Supported fields: affiliation, member_of, idp, ou. Groups assigned by rules are automatically removed if the rule no longer matches on next login.

Chat settings

chat:
  remove: hide   # "hide" = soft-delete (recoverable) | "delete" = permanent

Rate limiting

All endpoints are rate-limited per authenticated user (API key ID for /v1/* routes, session user ID for /chat/* routes). The limit is a single string in flask-limiter notation (N per second/minute/hour):

rate_limiting:
  limit: "30 per minute"
  # storage_url: redis://localhost:6379/0  # optional; use Redis in multi-worker deployments

By default, limits are tracked in-memory (per-process). For multi-worker deployments (e.g. gunicorn with multiple workers), set storage_url to a shared Redis instance so limits are enforced across all workers. Changing storage_url requires a restart; changing limit takes effect within ~5 seconds (hot-reloaded).

Database connection pool

Controls how SQLAlchemy manages database connections.
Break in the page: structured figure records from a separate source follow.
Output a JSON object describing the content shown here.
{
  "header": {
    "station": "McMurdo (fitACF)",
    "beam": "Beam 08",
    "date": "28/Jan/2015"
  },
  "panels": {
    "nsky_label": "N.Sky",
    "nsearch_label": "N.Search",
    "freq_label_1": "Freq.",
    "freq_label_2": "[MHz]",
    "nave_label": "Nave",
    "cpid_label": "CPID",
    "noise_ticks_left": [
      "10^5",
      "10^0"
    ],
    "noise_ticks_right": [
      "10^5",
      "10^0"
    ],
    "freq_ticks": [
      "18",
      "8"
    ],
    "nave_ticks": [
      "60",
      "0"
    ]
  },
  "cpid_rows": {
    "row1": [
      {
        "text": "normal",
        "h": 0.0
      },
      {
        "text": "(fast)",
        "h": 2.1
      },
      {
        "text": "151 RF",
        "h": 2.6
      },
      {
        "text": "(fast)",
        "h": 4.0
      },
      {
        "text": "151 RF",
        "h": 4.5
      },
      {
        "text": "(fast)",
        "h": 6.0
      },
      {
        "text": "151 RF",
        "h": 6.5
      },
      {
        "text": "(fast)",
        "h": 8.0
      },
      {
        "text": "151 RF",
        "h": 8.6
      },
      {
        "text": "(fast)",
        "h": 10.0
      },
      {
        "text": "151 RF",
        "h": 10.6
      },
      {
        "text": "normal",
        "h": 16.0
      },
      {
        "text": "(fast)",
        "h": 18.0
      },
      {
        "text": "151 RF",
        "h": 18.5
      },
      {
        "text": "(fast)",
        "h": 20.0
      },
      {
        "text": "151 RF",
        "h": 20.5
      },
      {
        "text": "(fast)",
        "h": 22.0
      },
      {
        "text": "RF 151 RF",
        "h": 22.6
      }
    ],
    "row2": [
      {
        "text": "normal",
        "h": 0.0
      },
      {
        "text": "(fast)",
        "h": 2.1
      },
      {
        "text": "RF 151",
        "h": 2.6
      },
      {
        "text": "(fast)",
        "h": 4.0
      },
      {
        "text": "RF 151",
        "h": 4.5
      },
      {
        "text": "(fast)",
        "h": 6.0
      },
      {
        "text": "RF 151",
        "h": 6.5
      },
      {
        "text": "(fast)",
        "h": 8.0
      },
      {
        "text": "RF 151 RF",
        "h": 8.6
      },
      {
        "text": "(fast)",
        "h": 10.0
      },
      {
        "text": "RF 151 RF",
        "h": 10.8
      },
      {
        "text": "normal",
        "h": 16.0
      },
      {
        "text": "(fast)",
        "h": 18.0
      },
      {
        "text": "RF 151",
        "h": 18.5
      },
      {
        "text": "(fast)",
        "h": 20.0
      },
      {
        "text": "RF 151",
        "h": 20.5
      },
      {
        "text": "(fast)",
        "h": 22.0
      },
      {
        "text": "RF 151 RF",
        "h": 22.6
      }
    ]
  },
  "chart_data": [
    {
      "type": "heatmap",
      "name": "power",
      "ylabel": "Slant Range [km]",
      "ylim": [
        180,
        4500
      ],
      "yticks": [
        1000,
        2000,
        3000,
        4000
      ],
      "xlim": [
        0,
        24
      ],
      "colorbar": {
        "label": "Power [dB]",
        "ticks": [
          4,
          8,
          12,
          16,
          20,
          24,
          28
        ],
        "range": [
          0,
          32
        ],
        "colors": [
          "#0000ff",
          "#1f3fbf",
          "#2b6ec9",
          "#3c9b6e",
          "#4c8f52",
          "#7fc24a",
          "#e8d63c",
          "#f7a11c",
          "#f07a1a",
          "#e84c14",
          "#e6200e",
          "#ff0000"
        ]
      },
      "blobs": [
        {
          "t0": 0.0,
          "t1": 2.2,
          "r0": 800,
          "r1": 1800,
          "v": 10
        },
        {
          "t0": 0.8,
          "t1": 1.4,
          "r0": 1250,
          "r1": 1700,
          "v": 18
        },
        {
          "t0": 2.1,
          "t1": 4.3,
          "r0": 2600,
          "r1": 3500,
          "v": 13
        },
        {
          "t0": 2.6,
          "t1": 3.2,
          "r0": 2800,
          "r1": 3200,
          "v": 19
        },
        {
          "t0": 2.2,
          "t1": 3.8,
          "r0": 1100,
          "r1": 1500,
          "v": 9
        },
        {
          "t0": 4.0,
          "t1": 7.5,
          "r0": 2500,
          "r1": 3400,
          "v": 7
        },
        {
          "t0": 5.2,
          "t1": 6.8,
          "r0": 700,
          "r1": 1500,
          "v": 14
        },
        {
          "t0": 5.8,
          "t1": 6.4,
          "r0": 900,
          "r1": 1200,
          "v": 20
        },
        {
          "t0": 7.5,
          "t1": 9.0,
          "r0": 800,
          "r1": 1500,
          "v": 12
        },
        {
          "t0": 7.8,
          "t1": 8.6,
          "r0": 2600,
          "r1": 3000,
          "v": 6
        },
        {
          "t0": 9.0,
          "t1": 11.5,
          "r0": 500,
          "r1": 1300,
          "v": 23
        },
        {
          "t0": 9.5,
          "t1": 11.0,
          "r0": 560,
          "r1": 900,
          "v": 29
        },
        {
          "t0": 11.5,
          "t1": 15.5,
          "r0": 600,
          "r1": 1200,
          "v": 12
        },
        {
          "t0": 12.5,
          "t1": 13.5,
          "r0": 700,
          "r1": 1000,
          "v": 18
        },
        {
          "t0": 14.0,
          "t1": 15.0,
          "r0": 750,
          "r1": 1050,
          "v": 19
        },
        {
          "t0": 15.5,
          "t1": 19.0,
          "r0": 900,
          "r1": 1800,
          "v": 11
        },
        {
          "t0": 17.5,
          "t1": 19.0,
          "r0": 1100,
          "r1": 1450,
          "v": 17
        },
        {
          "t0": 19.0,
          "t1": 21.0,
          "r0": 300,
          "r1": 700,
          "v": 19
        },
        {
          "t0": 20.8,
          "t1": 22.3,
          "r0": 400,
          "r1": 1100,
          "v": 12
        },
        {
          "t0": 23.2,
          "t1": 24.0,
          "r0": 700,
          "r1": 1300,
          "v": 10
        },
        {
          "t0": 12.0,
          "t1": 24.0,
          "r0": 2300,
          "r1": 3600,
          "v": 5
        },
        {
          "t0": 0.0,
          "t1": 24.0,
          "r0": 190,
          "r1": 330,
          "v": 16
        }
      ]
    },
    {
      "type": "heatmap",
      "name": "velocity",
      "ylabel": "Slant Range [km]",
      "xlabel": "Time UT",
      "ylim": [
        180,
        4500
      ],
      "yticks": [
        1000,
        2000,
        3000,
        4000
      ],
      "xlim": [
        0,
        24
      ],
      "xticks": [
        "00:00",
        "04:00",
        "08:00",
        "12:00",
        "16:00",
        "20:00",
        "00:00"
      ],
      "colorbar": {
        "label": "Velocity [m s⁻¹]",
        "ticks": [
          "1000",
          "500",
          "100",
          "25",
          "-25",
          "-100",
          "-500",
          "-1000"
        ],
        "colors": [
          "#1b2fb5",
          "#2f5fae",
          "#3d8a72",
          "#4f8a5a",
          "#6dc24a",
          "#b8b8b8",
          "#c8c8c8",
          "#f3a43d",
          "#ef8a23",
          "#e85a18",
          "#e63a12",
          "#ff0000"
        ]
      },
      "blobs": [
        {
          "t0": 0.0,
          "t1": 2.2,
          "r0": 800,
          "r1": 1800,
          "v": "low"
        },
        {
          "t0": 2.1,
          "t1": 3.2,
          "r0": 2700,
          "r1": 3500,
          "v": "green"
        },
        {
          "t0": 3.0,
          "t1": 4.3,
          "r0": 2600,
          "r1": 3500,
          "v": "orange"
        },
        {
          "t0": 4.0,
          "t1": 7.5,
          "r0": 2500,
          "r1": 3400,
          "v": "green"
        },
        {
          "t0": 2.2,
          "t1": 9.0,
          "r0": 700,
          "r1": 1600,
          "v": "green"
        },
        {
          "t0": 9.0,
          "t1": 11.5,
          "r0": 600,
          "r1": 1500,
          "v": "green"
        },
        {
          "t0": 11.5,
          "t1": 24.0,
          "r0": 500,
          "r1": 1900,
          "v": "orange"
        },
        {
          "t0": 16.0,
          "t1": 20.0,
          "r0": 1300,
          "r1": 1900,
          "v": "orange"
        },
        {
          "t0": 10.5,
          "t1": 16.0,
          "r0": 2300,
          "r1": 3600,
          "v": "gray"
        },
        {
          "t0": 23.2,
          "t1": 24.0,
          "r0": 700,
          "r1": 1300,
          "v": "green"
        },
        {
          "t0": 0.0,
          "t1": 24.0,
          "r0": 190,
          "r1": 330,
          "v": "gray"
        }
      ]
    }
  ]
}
The defaults (pool size 5, overflow 10) are fine for light use; increase them for production or high-concurrency workloads. Changes require a restart.

app:
  db_pool:
    pool_size: 20        # persistent connections kept open
    max_overflow: 30     # burst connections allowed above pool_size
    pool_timeout: 10     # seconds to wait for a free connection before returning an error
    pool_recycle: 1800   # recycle connections after 30 min to avoid stale-connection errors
    pool_pre_ping: true  # test each connection before use; silently replaces stale ones

pool_size + max_overflow is the maximum number of simultaneous DB connections. For 50 concurrent requests, set these to at least 50 combined.